Ella didn’t give it a second thought. “I’d love to, but I want to take it slow. I think we can get back to where we were as long as things don’t get too heavy.”

“Of course. What we had was good, and I don’t care if you have to fly across the country every week. As long I know you’re coming home eventually, I don’t care.”

“It’s a deal,” Ella said.

“Oh, thank God. And you’re okay with staying? Does that count as taking it slow?”
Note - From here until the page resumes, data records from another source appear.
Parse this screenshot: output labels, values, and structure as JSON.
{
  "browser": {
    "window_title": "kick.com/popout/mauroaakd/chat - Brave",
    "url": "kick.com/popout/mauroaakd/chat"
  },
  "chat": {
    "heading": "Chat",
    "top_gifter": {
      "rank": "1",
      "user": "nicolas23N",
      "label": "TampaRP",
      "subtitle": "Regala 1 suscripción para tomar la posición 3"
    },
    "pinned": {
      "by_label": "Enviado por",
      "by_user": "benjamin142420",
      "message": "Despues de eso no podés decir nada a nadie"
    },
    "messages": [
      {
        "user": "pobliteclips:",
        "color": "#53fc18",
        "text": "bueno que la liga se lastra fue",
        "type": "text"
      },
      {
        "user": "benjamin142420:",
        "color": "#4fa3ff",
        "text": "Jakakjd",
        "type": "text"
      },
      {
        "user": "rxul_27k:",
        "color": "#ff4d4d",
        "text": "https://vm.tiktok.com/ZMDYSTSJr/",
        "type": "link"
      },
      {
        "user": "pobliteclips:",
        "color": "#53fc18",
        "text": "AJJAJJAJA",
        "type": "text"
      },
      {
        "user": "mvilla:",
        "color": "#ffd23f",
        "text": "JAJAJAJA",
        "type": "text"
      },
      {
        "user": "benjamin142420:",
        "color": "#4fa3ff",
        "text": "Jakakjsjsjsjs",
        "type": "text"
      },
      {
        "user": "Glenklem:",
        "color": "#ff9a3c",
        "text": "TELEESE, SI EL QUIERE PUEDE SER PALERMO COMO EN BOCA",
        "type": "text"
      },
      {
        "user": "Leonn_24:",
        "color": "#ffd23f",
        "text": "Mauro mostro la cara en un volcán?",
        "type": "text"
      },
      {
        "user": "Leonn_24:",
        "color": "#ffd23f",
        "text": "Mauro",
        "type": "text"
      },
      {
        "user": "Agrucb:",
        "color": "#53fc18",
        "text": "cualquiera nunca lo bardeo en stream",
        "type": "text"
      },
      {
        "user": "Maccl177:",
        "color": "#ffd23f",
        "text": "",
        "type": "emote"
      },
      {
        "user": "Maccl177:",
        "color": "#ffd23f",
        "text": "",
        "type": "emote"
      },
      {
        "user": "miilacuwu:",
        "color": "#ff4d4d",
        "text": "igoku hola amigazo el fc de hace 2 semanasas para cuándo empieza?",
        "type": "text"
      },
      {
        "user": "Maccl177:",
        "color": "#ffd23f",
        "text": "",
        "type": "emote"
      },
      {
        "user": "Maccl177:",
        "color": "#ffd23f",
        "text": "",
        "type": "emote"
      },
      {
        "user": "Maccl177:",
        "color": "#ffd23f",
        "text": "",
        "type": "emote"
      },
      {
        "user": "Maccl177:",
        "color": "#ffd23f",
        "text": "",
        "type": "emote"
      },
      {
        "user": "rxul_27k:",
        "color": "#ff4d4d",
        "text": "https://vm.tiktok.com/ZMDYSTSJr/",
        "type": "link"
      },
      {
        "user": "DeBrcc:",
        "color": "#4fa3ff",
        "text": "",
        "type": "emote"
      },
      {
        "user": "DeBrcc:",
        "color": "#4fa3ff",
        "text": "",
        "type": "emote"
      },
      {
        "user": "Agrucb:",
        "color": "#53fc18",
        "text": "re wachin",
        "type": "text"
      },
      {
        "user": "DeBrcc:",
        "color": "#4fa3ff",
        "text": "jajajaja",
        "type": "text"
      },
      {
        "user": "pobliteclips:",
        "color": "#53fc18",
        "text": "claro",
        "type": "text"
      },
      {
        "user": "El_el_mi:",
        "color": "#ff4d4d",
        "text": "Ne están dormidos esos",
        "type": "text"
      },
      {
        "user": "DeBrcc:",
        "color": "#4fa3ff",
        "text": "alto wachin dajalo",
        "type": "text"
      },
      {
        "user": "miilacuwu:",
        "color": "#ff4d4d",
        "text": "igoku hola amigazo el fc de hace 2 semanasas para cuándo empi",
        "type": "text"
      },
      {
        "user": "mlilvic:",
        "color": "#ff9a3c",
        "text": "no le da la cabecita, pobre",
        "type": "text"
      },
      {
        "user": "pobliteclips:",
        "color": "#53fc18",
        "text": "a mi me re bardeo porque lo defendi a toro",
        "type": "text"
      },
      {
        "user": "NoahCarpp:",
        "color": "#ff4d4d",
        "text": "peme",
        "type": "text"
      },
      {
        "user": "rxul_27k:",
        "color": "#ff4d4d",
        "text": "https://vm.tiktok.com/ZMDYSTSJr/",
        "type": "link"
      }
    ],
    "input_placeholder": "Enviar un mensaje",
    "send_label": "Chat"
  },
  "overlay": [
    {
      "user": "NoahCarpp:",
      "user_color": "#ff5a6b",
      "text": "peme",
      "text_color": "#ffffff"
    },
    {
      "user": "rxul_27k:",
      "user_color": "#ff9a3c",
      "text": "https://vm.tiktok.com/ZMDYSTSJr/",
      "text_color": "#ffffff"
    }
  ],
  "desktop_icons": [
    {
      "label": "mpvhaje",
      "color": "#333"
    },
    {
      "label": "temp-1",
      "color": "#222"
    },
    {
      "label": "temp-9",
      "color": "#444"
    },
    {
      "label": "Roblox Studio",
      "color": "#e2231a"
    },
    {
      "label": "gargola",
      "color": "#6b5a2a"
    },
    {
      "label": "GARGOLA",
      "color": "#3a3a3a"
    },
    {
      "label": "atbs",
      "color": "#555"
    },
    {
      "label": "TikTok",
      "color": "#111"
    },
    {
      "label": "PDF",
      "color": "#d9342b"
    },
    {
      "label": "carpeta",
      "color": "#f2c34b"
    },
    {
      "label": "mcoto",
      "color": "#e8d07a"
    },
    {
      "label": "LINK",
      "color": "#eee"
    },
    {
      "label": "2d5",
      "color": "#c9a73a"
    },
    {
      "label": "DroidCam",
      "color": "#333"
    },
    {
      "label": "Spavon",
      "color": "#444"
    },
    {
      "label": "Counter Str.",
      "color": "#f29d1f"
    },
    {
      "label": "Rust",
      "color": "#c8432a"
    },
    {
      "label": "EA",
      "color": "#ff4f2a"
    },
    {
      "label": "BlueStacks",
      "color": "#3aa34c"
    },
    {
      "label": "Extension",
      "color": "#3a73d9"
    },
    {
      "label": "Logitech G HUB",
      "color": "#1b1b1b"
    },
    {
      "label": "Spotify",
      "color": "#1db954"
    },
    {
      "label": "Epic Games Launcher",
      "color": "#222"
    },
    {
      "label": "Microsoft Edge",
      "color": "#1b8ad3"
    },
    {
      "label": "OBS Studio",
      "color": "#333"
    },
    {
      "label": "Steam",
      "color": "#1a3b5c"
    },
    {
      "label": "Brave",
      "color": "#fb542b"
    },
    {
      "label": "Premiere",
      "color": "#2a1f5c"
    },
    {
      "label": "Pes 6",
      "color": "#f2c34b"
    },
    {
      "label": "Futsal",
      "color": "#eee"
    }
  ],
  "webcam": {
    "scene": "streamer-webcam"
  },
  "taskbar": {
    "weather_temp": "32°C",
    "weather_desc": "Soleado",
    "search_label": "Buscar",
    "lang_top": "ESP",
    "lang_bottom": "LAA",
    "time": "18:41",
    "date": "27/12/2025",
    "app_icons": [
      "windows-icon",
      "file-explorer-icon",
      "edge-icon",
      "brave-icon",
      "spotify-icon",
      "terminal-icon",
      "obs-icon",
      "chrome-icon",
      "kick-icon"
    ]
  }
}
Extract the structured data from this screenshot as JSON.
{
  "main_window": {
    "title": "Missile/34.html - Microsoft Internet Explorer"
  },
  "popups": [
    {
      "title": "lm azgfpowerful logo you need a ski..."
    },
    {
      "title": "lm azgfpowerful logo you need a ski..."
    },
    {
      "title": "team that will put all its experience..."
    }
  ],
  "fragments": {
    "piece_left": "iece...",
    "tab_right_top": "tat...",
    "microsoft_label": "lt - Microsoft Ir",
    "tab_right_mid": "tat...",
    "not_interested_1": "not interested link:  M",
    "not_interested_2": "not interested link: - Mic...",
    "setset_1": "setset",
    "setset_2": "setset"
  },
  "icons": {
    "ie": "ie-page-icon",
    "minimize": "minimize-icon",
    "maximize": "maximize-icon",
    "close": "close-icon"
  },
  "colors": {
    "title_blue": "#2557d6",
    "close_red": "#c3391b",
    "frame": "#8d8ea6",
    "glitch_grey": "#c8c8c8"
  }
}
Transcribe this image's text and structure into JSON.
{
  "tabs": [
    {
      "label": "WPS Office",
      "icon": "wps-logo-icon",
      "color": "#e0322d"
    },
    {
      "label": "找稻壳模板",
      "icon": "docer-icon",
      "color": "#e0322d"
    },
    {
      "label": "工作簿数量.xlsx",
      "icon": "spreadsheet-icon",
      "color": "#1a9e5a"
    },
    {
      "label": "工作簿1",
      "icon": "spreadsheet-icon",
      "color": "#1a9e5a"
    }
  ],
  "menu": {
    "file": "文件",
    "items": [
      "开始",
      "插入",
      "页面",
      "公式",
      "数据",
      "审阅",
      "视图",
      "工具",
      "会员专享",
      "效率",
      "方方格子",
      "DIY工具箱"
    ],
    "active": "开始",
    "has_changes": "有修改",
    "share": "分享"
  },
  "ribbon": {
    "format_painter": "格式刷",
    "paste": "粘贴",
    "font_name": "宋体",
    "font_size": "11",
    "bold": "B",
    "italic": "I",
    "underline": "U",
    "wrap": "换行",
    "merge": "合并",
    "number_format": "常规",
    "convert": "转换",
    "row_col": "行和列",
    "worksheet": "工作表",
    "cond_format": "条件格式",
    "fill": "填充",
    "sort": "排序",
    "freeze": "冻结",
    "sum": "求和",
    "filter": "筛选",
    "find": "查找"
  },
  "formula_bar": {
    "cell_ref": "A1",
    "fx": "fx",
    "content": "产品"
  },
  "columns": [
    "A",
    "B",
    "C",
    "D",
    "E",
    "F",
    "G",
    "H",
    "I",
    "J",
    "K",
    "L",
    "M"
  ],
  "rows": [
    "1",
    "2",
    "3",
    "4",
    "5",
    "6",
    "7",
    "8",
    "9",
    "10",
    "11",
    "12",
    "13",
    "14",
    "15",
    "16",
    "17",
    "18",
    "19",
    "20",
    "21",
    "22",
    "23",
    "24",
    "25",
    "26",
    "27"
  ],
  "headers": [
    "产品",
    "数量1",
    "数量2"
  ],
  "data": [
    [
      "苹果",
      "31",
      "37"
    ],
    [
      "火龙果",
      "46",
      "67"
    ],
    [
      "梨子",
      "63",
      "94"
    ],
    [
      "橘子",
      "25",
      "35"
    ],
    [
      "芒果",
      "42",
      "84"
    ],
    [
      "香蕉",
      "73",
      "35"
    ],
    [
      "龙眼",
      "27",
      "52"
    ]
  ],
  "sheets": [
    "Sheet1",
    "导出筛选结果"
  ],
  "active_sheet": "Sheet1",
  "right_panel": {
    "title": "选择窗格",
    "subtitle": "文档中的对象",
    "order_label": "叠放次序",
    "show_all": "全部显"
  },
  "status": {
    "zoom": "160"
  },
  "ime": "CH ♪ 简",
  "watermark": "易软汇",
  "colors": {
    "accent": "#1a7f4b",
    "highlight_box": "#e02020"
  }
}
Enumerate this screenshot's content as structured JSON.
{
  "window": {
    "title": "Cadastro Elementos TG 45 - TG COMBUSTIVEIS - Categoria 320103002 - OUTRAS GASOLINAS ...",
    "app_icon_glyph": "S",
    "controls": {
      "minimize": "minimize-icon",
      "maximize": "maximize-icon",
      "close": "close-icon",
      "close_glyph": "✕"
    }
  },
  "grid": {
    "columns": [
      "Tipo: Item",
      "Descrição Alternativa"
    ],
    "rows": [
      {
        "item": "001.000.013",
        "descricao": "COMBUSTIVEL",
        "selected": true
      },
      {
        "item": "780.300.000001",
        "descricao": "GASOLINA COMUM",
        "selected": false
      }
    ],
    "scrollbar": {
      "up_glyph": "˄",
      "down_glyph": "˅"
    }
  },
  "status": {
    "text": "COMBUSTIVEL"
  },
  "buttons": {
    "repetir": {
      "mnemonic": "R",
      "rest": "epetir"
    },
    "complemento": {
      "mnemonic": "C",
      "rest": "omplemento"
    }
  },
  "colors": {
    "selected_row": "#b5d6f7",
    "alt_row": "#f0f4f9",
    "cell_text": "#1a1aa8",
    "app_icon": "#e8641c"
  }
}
“Very much so,” she said. “I’ll stay, but…”

“But?”

“I can’t promise your lamp will last the night.”

EPILOGUE

On this wonderful spring morning, Ella had made good on a promise. She sat on the terrace of the Black Horse beside her new friend Dennis, a man who may or may not have known her father. Four days ago, she promised she’d return to his coffee shop with money since she’d forgotten to bring some the first time round. She’d done that, paid for one coffee, but then man had plied with enough caffeine to tranquilize a horse. Now they sat with fishing rods hanging into the Clinch River, neither of which had seen any action but Ella didn’t mind at all. She was here to talk to this man and makes his days a little less lonely, and she guessed he was doing the same for her.

“That’s real sucky about your old man,” Dennis said.

Ella had told the man everything. She wasn’t sure why, but she felt a kinship with him. Or maybe it was just another way of letting the darkness out and the light in. Bottling these things up hadn’t worked well for her in the past, so maybe it was time start talking about them.

“Those items you found in his storage place,” Dennis continued as he toyed with his line. “You’ve got no idea what they mean?”

Dennis was talking about the hidden items she’d accidentally found among her dad’s possessions. They consisted of a cigar, tobacco, lighter and a box of matches that apparently came from the place she was now sitting in. Dennis, however, never passed such an item to anyone named Ken, so how Ella’s dad ended up with them remained a mystery.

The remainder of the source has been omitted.